Prognostic biomarkers in upper gastrointestinal adenocarcinoma

Estimates indicate that the global cancer burden may be ever-increasing. Gastric cancer is one of the major cancer forms. Despite its declining incidence, the high mortality of gastric cancer makes it the third most common cause of cancer-related death. Esophageal cancer is less common, but the incidence is increasing in parts of the world. Although some progress has been made in the treatment of these cancer forms, survival rates between 10 and 27 percent confer a dismal prognosis for the afflicted patients.
The main aim of this thesis is to study the prognostic and predictive value of selected biomarkers in upper gastrointestinal cancer in order to identify novel, clinically relevant subgroups of the disease.
Tissue microarrays were created with primary tumours from two consecutive cohorts, one consisting of patients surgically treated for adenocarcinoma in the esophagus or stomach without prior neoadjuvant treatment and the other consisting of patients surgically treated for adenocarcinoma in the esophagus or stomach after neoadjuvant therapy, both in the University hospitals of Lund and Malmö. In addition, a subset of paired normal tissue, pre-treatment biopsies, intestinal metaplasia and lymph node, as well as distant metastases, was sampled. Further, by means of Western blot analysis, siRNA-mediated knockdown, qPCR and immunocyto- and immunohistochemistry, the specificities of the Special AT-rich Sequence-binding Protein (SATB) 1, SATB2 and Human Epidermal Growth Factor Receptor (HER) 3 antibodies used were confirmed.

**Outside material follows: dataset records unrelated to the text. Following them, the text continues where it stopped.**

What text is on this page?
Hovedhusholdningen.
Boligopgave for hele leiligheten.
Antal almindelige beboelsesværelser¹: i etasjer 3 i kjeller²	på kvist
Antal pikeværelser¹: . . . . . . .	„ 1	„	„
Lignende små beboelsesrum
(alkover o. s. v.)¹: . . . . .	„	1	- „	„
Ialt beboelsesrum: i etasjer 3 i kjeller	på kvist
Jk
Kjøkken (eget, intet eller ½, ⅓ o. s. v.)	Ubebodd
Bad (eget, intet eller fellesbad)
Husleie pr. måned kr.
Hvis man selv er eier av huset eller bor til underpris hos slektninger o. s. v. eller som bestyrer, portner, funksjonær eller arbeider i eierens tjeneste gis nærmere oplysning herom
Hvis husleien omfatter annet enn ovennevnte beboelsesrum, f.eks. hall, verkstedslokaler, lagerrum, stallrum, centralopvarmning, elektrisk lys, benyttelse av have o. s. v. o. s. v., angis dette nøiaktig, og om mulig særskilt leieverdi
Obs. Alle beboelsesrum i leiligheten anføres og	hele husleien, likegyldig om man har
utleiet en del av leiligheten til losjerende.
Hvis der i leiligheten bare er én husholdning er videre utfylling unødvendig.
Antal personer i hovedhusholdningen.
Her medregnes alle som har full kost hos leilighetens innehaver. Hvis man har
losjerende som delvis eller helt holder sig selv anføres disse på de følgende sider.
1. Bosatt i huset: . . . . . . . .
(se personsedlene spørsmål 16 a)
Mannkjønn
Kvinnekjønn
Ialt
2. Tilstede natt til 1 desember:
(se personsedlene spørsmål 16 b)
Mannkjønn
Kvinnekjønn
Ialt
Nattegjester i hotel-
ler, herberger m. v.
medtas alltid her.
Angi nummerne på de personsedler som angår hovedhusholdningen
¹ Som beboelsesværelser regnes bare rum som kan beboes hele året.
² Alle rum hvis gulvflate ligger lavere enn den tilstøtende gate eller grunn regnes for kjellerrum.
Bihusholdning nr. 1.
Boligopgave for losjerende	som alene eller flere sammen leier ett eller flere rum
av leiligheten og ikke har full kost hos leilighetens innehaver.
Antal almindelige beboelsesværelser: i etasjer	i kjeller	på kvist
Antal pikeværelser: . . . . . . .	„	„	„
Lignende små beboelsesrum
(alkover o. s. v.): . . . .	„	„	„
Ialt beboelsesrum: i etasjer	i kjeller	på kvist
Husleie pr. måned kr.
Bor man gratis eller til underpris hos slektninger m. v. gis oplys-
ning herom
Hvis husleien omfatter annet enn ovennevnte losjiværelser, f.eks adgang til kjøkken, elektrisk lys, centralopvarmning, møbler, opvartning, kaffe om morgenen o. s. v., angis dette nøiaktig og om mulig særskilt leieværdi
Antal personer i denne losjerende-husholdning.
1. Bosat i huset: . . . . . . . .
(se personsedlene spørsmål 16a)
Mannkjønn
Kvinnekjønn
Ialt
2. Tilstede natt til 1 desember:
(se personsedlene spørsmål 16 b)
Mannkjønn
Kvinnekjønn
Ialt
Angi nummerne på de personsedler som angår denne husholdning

Immunohistochemichal expression of SATB1, a global genome organiser that has been demonstrated to promote aggressive tumour behaviour in several types of cancer, was shown to be an independent adverse prognostic biomarker in patients with radically resected adenocarcinomas of the esophagus and stomach. The distribution, interrelationship and prognostic significance of protein expression and gene amplification of the treatment target HER2 was examined in the tumours from the first cohort. Expression of HER2 in primary tumours had no prognostic impact, whereas conversion of expression between primary tumour and lymph node metastasis was an independent adverse prognostic factor. The expression of EGFR (Epidermal Growth Factor Receptor 1) and HER3 in tissue from the first cohort was also examined. EGFR was independently associated with a shorter overall survival. High HER3 expression was associated with a longer overall survival, although not independently. The expression, interrelationship and prognostic significance of EGFR, HER2 and HER3 was also examined in the tumours from the second cohort. No associations between EGFR or HER2 expression and survival were seen. A non-independent association between post-treatment HER3 expression and longer overall survival was seen. A change in expression of the examined proteins between pre-treatment biopsies and post-treatment resection specimens was seen in 5, 6 and 20% of the cases, respectively.
In conclusion, our results provide further evidence that SATB1 expression is associated with poor prognosis. Our studies also shed light on new aspects of HER expression, associations with prognosis and changes in expression during the growth, spread and treatment of tumours, which could affect diagnostic and treatment strategies.